Often, as a part of this approach, child welfare staff move from an isolated office to the neighborhoods they serve. They then become a part of a network of professionals, paraprofessionals, and concerned citizens that represent a community-based system of care able to provide services more effectively and efficiently. These community partnerships or community collaboratives, as they are called, create child welfare practice that is proactive, integrated, partnership-oriented, and empowering. Community partnerships hold great promise by helping make child welfare services accessible for families.
This promise of change addresses not just vulnerable children and families, but community service systems as well by building new relationships with partners who have the commitment to keep children safe and strengthen families.
The defining features of community partnerships are familiar. Community partnerships are:
Community-based. Decision making and service design moves to the community and the neighborhood. The community partnership connects families to formal and informal community resources.
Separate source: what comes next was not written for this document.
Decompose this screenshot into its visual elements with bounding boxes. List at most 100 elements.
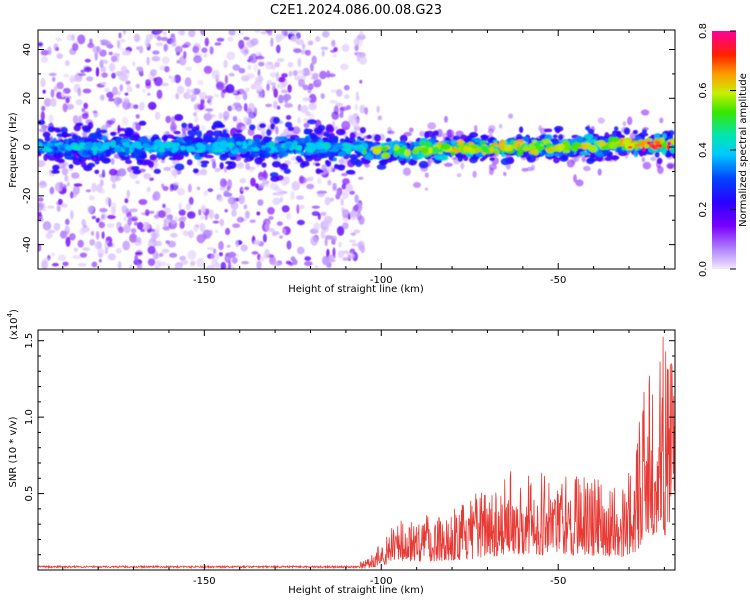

* Family-centered. Services build families' strength and resilience by working with the family and community.
* Results-oriented. The system is held accountable at many levels for achieving results that are reflected in measurable improvements in child, family, and community-capital (resources for strength and resilience).
* Participatory. Stakeholders include broad-based community constituencies, both individuals and organizations. Agencies value diversity and encourage those being served to become involved and make decisions for themselves.
* Responsive. Agencies provide services to address the range of family needs in a coordinated way. Agencies and organizations change the way they respond to children, youth, and families, including in their internal operations and cross-system collaborations.
The Complexities of Community Partnerships
Collaborative efforts are complex and time consuming. But the rewards are equal to the commitment that comes from working through, and sometimes around, a variety of issues. Some of the challenges agencies may face include:
* Separately managed funds and inflexible programs and eligibility requirements. Community partnerships are interested in "strengths" but services are only targeted at problems.
* Differences among professional cultures-including the definitions of the "client" or of "success." Harmonizing the approaches of frontline workers in multi-disciplinary teams is challenging.
* The simple sounding, deceptively difficult process of "blending formal and informal services."
* Territorial issues, especially when "good-cop/bad-cop" strategies have become a successful means of connecting with families.
The Potential of Community Partnerships to Implement ASFA
The field of public child welfare is now dominated by the concerns of the Adoption and Safe Families Act (ASFA). At times, many people in child welfare worry that the ASFA mandates will encourage a retreat from prevention services and family-centered practice. This is not necessarily the case.
The goals of community collaboration in child welfare are complementary to ASFA guidelines. That needs to be recognized. Safety, permanency, and well-being are concepts that are important to communities as well as families. Productivity and quality of life in communities depends on the safety of residents both inside and outside of their homes. The stability of family relationships and community institutions is critical to seeing young people successfully grow into adulthood. This stability is permanency. Furthermore, the domains of family and social development, from education and health care to recreation opportunities, help define well-being. Viewed from this angle, the community partnership agenda and ASFA can share center stage.